C’est peut-être simplement le prix à payer lorsqu’on tente de maintenir une position précaire dans une société créée et contrôlée par l’avidité rapace du colonialisme. Jacquie Pham explore les nombreux aspects différents de la façon dont les exigences de race et de classe se croisent, non seulement à travers les yeux des privilégiés mais à travers les expériences de ceux qui ont beaucoup moins d’avantages. Tattler, par exemple, est un domestique de la famille de Minh. Vendue en servitude par sa famille affamée, elle n’est que l’une des nombreuses personnes qui doivent assister aux soirées chics que la mère de Minh organise régulièrement :
Tattler réprima son agacement ; il n’y avait tout simplement pas assez d’espace pour ce sentiment. Sa faim dominait déjà ses pensées – elle n’avait pas mangé depuis le petit-déjeuner. Le petit morceau de patate douce cuite à la vapeur a été longtemps digéré. Elle et les autres domestiques ne dînaient que longtemps après la fin de la fête, et même dans ce cas, ils ne consommaient que des pommes de terre occidentales insipides mélangées à du riz mi-cuit et accompagnées de crevettes sèches les plus salées. Les restes de la fête, selon les instructions de Madame Như, devaient être jetés à la poubelle. Madame ne se sentait pas à l’aise de partager la vaisselle avec ses domestiques, car elle trouvait cruel de leur montrer un aperçu d’une vie qu’ils ne pourraient jamais mener.
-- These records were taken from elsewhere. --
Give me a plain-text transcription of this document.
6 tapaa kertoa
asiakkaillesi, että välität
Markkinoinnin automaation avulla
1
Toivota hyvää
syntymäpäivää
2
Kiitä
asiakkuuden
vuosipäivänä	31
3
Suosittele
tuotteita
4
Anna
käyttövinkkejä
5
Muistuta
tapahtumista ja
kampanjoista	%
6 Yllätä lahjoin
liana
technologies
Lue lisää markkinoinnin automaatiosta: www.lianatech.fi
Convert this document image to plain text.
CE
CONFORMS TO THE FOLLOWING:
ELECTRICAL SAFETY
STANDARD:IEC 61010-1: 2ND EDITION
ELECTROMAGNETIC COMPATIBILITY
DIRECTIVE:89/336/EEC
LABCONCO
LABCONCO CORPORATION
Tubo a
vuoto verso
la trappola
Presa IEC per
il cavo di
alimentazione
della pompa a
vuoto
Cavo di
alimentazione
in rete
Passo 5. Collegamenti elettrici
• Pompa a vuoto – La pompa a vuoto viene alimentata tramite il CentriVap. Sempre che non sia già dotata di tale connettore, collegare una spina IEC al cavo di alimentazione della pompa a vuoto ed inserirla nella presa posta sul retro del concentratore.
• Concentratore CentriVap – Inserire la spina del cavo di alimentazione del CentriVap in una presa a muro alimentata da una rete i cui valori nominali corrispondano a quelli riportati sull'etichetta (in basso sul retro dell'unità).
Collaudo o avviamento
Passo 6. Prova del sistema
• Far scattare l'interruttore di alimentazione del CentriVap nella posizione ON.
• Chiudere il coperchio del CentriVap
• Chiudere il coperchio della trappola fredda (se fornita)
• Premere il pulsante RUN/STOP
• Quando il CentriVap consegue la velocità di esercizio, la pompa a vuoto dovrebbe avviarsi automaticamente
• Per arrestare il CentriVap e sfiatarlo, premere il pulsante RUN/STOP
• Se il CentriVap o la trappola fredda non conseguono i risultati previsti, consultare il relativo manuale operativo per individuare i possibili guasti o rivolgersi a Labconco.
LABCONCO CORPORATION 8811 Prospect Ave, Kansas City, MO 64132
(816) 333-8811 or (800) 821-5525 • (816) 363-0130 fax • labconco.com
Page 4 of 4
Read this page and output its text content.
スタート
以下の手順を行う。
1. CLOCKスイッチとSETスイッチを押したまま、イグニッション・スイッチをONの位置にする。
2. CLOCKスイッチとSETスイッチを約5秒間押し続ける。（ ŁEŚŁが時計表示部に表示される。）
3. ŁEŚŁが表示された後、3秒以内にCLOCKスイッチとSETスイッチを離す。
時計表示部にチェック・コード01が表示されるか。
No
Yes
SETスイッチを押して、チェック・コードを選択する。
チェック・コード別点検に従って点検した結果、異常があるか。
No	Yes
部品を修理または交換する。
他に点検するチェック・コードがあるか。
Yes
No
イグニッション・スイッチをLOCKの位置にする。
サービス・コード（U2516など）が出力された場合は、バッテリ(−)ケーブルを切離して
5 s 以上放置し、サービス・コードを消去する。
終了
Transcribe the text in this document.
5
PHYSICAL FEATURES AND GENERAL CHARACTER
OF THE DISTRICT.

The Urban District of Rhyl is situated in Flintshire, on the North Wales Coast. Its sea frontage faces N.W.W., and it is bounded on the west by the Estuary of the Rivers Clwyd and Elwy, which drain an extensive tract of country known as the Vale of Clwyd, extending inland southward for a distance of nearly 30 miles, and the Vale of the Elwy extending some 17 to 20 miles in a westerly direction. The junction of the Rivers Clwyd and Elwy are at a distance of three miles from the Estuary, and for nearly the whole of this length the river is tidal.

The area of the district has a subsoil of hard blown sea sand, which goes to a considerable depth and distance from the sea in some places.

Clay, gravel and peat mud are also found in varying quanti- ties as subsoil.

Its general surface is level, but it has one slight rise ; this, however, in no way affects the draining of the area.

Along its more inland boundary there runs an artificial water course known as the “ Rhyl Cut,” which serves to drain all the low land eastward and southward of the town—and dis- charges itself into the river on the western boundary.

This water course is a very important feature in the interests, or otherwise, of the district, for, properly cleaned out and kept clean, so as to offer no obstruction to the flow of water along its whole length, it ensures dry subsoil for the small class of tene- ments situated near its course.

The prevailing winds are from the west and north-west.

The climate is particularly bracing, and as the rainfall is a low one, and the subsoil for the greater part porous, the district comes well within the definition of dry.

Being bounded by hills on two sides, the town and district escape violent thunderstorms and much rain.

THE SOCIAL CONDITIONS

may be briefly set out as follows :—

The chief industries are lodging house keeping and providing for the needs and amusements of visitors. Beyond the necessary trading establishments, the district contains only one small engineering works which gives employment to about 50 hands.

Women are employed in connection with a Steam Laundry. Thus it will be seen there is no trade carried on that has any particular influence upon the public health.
Cette amère ironie n’est jamais directement révélée comme étant le résultat d’une véritable stupidité ou d’une croyance en la crédulité de leurs inférieurs sociaux : d’une manière ou d’une autre, la classe supérieure se révèle presque implacablement horrible, même si quatre de ses rejetons sombrent dans la mort et meurtre. Il m’a donc semblé étrange que le récit demande continuellement de l’empathie pour ces jeunes hommes et leurs choix égoïstes. Même si beaucoup de choses peuvent être comprises, un refus obstiné de faire mieux peut difficilement être pardonné, et encore moins toléré. Toujours, Ces jours opulents est un aperçu révélateur et indéniablement éducatif du Vietnam colonial, même s’il est difficile de s’enraciner pour quiconque confond luxe et survie, ou la simple absence de méchanceté avec une certaine forme d’héroïsme.